Cyberabwehr

Fluch oder Segen? Künstliche Intelligenz und die Bedrohungslage im Cyberraum

Künstliche Intelligenz (KI) gilt als die wichtigste Schlüsseltechnologie der Zukunft. Doch KI beeinflusst auch die Cybersicherheit: Die Bedrohung durch KI-gestützte Cyberangriffe wächst und wird auch von ausländischen Staaten genutzt. Gleichzeitig birgt KI aber auch Chancen bei der Abwehr von Cyberattacken.

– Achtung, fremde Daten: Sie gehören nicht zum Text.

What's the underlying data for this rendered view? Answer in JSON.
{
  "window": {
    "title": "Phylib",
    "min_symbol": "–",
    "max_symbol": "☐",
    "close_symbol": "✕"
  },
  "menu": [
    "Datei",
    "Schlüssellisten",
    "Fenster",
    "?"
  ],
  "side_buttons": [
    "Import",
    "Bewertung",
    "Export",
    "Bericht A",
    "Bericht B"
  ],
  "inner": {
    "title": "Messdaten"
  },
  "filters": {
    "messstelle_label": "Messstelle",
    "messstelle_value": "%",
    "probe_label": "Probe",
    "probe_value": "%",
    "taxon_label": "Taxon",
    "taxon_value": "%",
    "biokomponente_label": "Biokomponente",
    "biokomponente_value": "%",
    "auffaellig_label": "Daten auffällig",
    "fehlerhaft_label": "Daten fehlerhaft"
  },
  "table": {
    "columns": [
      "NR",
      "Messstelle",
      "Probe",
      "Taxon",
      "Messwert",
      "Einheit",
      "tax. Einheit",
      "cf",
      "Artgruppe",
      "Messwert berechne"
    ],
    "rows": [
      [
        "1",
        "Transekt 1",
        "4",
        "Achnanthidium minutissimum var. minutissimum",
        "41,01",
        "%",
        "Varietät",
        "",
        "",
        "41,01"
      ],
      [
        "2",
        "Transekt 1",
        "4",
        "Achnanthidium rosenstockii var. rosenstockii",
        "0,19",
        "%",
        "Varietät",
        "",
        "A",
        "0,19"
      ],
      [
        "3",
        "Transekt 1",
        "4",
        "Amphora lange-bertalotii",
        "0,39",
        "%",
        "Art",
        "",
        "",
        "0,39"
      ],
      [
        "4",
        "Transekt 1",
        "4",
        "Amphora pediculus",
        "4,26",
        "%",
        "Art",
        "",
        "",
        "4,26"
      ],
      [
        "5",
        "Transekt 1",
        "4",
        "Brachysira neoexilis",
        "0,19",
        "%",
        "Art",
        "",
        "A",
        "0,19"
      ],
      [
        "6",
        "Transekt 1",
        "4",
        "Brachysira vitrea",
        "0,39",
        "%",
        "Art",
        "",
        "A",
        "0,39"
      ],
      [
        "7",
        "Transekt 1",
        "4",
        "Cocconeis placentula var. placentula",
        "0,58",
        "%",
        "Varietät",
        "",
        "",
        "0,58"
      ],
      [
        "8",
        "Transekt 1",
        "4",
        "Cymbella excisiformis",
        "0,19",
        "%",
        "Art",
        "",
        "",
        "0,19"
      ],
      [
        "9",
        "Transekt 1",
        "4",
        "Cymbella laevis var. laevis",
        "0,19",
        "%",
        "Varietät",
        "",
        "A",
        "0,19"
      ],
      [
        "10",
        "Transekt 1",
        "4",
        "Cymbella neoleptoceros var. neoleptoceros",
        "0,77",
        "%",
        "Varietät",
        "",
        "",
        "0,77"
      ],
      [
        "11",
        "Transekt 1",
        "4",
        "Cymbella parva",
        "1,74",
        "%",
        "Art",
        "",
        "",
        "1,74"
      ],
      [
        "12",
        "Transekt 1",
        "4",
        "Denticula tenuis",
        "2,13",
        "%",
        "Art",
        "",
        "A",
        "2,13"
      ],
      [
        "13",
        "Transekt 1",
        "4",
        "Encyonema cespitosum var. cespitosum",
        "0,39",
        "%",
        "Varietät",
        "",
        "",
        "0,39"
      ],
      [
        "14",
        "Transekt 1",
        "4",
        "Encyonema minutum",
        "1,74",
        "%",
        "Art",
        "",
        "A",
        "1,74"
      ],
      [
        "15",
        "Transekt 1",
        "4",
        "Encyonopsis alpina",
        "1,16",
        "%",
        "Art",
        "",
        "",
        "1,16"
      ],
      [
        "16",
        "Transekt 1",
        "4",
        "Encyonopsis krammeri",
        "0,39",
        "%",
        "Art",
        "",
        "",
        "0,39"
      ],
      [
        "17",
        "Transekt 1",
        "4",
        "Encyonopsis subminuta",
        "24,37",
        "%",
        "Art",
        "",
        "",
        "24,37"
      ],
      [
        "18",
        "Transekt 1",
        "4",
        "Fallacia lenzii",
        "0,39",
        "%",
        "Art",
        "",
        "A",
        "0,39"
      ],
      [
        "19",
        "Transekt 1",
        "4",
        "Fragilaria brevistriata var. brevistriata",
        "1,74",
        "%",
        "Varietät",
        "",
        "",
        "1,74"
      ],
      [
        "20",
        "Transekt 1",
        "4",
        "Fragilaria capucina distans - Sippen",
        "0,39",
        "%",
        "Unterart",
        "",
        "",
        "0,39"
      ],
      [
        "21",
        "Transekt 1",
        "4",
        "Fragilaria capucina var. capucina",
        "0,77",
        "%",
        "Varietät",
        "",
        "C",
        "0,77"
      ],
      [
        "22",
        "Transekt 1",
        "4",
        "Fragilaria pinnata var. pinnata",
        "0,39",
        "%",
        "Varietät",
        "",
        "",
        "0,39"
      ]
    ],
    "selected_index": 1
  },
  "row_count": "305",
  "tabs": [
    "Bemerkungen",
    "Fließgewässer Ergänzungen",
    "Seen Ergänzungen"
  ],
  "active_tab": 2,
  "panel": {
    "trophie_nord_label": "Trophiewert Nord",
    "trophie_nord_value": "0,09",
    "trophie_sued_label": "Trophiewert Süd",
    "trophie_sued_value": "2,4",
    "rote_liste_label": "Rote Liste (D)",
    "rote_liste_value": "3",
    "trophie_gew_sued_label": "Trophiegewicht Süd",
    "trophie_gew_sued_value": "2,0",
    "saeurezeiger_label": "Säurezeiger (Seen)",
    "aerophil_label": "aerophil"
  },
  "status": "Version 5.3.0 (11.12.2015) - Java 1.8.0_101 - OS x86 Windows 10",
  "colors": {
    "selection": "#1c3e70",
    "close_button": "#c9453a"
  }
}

Wie funktioniert Künstliche Intelligenz?

Die meisten Menschen kennen KI und ihre Möglichkeiten seit November 2022. Damals veröffentlichte das US-amerikanische Unternehmen OpenAI seinen ChatBot ChatGPT. Aber auch baden-württembergische Unternehmen wie Aleph Alpha mit Sitz in Heidelberg befassen sich zunehmend mit dem Thema KI. Inzwischen gibt es zahlreiche Sprachmodelle von unterschiedlichen Anbietern, die Funktionsweise der KI ist jedoch nahezu immer identisch: Das Sprachmodell greift auf einen internen Algorithmus zurück, um bestimmte Muster in den eingegebenen Daten zu erkennen.  Daraus kann es vorhersagen, welches die beste Antwort auf die Frage eines Nutzers ist. Um diese Vorhersage treffen zu können, berechnet das Sprachmodell Wahrscheinlichkeiten für verschiedene Antwortmöglichkeiten. Für eine genaue Berechnung dieser Wahrscheinlichkeiten ist jedes Sprachmodell auf eine große Menge von Trainingsdaten angewiesen. 

KI im Kontext staatlich gesteuerter Cyberangriffe

Im Bereich der Informationstechnologie (IT) ergeben sich zahlreiche weitere Anwendungsmöglichkeiten für KI. Zum Beispiel lassen sich Softwareprogramme mittels KI erstellen. KI im IT-Bereich kann aber auch sowohl zur Durchführung als auch zur Abwehr von Cyberangriffen verwendet werden. Der Einsatz von KI zur Planung oder Abwehr von Cyberangriffen eignet sich vor allem dann, wenn der Programmierer der Software bereits über fundierte IT-Kenntnisse verfügt.

KI als Türöffner für ausländische Staaten   

Die Cyberabwehr im Landesamt für Verfassungsschutz (LfV) beobachtet die aktuellen Entwicklungen und den Einsatz von Künstlicher Intelligenz vor allem zu nachrichtendienstlichen Zwecken. Dabei fällt auf: Cyberangriffe mit mutmaßlich nachrichtendienstlichem Hintergrund werden häufig von APT-Gruppierungen durchgeführt. APT steht dabei für „Advanced Persistent Threat“ (übersetzt: fortgeschrittene, andauernde Bedrohung) und dienen dazu, ein System längerfristig sehr gezielt anzugreifen. Diese APT-Gruppierungen werden typischerweise staatlich gesteuert und finanziert. Durch den Einsatz möglichst unterschiedlicher Cybergruppierungen verschleiern ausländische Staaten die wahre Identität des Angriffs. 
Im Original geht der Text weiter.